スタートライン

それから僕は、居酒屋と海の仕事をほとんど休まずに働きました。

訪れる多くのお客様に、たしなめられ、慰められ、教えられ、美しい景色に励まされ、少しずつ僕の心も変わっていきました。

居酒屋の女将さんは、僕をいらないと言った後もずっと怒ってくれて、叱ってくれて、一緒に泣いてくれました。

何度も大喧嘩して、思いっきり蹴飛ばされたり。僕が暗い方向へ間違ったほうへ行こうとすると全力で平手打ちをして元に戻してくれました。

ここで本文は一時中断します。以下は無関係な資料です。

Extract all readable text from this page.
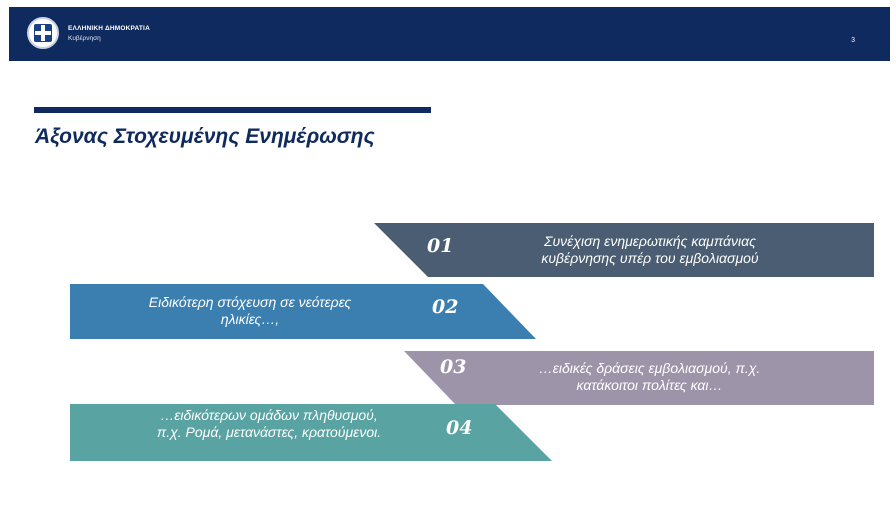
ΕΛΛΗΝΙΚΗ ΔΗΜΟΚΡΑΤΙΑ
Κυβέρνηση	3
Άξονας Στοχευμένης Ενημέρωσης
01	Συνέχιση ενημερωτικής καμπάνιας
κυβέρνησης υπέρ του εμβολιασμού
Ειδικότερη στόχευση σε νεότερες
ηλικίες…,
02
03	…ειδικές δράσεις εμβολιασμού, π.χ.
κατάκοιτοι πολίτες και…
…ειδικότερων ομάδων πληθυσμού,
π.χ. Ρομά, μετανάστες, κρατούμενοι.	04
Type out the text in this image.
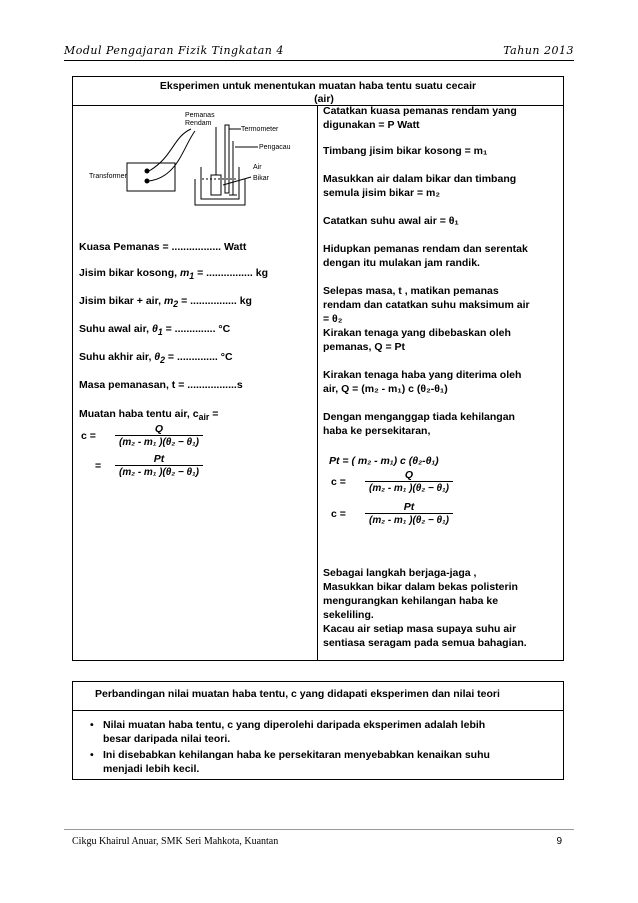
Modul Pengajaran Fizik Tingkatan 4	Tahun 2013
Eksperimen untuk menentukan muatan haba tentu suatu cecair
(air)
Pemanas
Rendam
Termometer
Pengacau
Air
Bikar
Transformer
Kuasa Pemanas = ................. Watt
Jisim bikar kosong, $m_1$ = ................ kg
Jisim bikar + air, $m_2$ = ................ kg
Suhu awal air, $\theta_1$ = .............. °C
Suhu akhir air, $\theta_2$ = .............. °C
Masa pemanasan, t = .................s
Muatan haba tentu air, $c_{air}$ =
$c = \frac{Q}{\text{(m₂ - m₁ )(θ₂ − θ₁)}}$
= $\frac{Pt}{\text{(m₂ - m₁ )(θ₂ − θ₁)}}$
Catatkan kuasa pemanas rendam yang
digunakan = P Watt
Timbang jisim bikar kosong = m₁
Masukkan air dalam bikar dan timbang
semula jisim bikar = m₂
Catatkan suhu awal air = θ₁
Hidupkan pemanas rendam dan serentak
dengan itu mulakan jam randik.
Selepas masa, t , matikan pemanas
rendam dan catatkan suhu maksimum air
= θ₂
Kirakan tenaga yang dibebaskan oleh
pemanas, Q = Pt
Kirakan tenaga haba yang diterima oleh
air, Q = (m₂ - m₁) c (θ₂-θ₁)
Dengan menganggap tiada kehilangan
haba ke persekitaran,
Pt = ( m₂ - m₁) c (θ₂-θ₁)
$c = \frac{Q}{\text{(m₂ - m₁ )(θ₂ − θ₁)}}$
$c = \frac{Pt}{\text{(m₂ - m₁ )(θ₂ − θ₁)}}$
Sebagai langkah berjaga-jaga ,
Masukkan bikar dalam bekas polisterin
mengurangkan kehilangan haba ke
sekeliling.
Kacau air setiap masa supaya suhu air
sentiasa seragam pada semua bahagian.
Perbandingan nilai muatan haba tentu, c yang didapati eksperimen dan nilai teori
• Nilai muatan haba tentu, c yang diperolehi daripada eksperimen adalah lebih
besar daripada nilai teori.
• Ini disebabkan kehilangan haba ke persekitaran menyebabkan kenaikan suhu
menjadi lebih kecil.
Cikgu Khairul Anuar, SMK Seri Mahkota, Kuantan	9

オーナーにも顔が腫れあがるほど殴られて、車から引きずり出されて、ボコボコにされたこともあります。

でも、次の日、湿布を張って包帯ぐるぐる巻きにしてある女将さんの手、オーナーの手を見て、僕はなんて愚かなんだろうと胸をえぐられる思いをしました。

僕は本当に、精神的に幼く未熟者です。

周りに助けられ、環境に救われ、己が無力で、未熟で、こんなにも多くのことを知らな過ぎたのだと気が付いたとき、僕はようやく本当の意味で男として、自分の選んだ生き方としてスタートラインに立てたのだと思います。